Human nature: Why we need protection from ourselves
Human nature: Why we need protection from ourselves


You may have read Blink by Malcolm Gladwell or Thinking Fast and Slow by Daniel Kahneman. These authors and others have exposed human biases that stand in the way of making rational choices in our daily lives.  There are implications for investment decision making, too.  We should be looking to these insights—insights into the way we tend to think – in order to protect our investment programs from ourselves.

I’m not talking about trying to suppress our natural behaviors. We’ve tried that. The problem is most of us are indeed human—behavioral biases and all.  We need to recognize that.  Instead, let’s identify where the dangers of our cognitive biases are greatest and look to control the framework within which we make decisions in those situations.

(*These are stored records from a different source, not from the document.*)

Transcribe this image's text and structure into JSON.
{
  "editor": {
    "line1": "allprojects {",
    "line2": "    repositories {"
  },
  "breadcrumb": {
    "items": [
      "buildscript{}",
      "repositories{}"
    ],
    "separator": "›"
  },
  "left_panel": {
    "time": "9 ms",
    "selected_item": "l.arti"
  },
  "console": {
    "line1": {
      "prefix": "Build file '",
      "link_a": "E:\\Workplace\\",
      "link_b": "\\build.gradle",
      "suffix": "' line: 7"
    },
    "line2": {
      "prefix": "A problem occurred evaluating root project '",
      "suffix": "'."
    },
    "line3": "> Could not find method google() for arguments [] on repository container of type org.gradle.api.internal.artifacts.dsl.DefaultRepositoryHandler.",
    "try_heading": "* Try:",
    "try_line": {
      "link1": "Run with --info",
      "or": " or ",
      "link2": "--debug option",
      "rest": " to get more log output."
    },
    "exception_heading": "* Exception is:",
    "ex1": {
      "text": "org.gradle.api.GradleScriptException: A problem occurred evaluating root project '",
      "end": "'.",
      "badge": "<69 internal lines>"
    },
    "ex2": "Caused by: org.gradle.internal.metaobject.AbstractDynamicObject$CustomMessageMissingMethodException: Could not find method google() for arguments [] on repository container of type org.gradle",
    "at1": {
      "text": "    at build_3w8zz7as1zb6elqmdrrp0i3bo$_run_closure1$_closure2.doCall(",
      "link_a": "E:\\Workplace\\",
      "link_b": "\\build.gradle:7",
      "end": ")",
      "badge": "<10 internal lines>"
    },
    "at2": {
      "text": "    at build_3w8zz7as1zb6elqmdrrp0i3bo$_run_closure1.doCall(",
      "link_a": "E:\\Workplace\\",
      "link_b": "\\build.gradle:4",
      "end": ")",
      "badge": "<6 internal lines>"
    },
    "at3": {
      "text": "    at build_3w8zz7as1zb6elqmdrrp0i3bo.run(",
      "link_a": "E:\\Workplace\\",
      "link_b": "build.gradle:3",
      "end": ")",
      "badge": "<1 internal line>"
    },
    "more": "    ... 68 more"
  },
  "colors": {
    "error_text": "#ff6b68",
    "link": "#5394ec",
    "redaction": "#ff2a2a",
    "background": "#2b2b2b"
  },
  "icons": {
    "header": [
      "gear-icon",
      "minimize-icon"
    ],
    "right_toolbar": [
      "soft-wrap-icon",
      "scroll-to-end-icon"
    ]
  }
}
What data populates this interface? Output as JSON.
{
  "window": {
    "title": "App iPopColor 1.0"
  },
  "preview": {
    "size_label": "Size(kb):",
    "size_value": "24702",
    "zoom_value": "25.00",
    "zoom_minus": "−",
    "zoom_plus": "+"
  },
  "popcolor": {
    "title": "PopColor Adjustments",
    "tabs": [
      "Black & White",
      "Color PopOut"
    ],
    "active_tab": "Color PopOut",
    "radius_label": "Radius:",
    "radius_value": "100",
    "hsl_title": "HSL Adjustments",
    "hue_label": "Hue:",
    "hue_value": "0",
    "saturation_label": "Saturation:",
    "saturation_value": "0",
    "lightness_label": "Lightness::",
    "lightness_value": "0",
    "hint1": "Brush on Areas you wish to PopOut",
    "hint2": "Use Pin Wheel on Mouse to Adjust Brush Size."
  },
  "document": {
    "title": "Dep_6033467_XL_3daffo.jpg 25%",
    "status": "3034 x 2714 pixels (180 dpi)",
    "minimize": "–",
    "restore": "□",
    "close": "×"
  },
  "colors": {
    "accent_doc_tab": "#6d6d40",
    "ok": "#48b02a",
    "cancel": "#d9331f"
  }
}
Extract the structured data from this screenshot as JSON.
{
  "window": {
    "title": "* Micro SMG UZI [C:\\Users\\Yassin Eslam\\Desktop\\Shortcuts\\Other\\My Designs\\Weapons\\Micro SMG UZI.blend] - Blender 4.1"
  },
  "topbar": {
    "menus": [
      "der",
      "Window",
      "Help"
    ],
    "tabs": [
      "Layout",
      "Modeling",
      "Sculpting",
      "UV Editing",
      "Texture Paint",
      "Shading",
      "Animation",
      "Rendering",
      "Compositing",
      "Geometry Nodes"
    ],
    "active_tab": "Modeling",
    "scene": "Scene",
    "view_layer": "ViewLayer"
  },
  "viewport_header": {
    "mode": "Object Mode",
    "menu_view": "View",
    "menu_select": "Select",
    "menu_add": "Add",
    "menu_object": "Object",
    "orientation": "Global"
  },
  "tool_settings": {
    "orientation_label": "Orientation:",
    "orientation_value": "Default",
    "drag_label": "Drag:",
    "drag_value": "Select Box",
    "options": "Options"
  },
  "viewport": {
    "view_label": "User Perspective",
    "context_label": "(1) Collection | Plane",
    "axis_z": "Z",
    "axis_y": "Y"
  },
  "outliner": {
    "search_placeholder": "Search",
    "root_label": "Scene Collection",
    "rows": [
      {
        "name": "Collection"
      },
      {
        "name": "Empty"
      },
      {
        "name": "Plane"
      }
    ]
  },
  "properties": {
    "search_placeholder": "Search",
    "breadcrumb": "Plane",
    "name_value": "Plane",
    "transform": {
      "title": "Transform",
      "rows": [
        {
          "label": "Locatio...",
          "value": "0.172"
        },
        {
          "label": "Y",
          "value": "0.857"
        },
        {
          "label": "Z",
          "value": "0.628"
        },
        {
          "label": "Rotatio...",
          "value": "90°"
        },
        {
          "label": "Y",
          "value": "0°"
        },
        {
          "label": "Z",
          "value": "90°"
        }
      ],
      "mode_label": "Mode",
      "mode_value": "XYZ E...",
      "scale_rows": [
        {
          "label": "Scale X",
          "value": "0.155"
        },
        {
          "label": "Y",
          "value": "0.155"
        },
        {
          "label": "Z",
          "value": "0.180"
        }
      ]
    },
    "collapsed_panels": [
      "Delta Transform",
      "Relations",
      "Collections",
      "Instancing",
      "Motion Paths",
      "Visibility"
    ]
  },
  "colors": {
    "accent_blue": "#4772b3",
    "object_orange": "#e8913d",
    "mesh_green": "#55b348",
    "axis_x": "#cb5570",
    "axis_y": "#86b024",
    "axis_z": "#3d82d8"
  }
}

One simple example relates to goals and objectives, and the impact they have on our field of view.  Humans are not particularly good at multi-tasking but, rather, excel at focusing on one key task at a time. The implication is that we need to be aware of selective attention biases.  We don’t see things—sometimes obvious things—that we aren’t focused on or aren’t looking for. Aside from being very clear on our ultimate objectives, possible mitigation strategies could include assigning someone as an independent risk officer or setting up a risk-monitoring program designed to flag attention to issues that we may not be thinking about. These parallel activities can help to stretch our thinking and maintain a balanced risk management perspective against which to pursue our key objectives.

There are many other areas that may be well-served by similar safety nets to protect against our natural tendencies.  I highlight some of these in the Second Quarter 2014 Russell Communiqué.

At the end of the day, we spend a lot of time making investment decisions, but very little time thinking about how we make decisions. Fiduciaries charged with overseeing investment programs should consider building processes that offer appropriate protection from their own cognitive biases.

Of course, we all feel we are aware of our own behaviors, and it is natural to be in denial of the need for frameworks to protect against such. Just be aware that this is a bias in itself.

Note: One of the nice things about working at Russell is the sabbatical program—a chance to take a prolonged break after each ten years of service. As a result, Bob Collie shall be away from the office until late July. The Fiduciary Matters hot seat will be filled by guest authors over that period.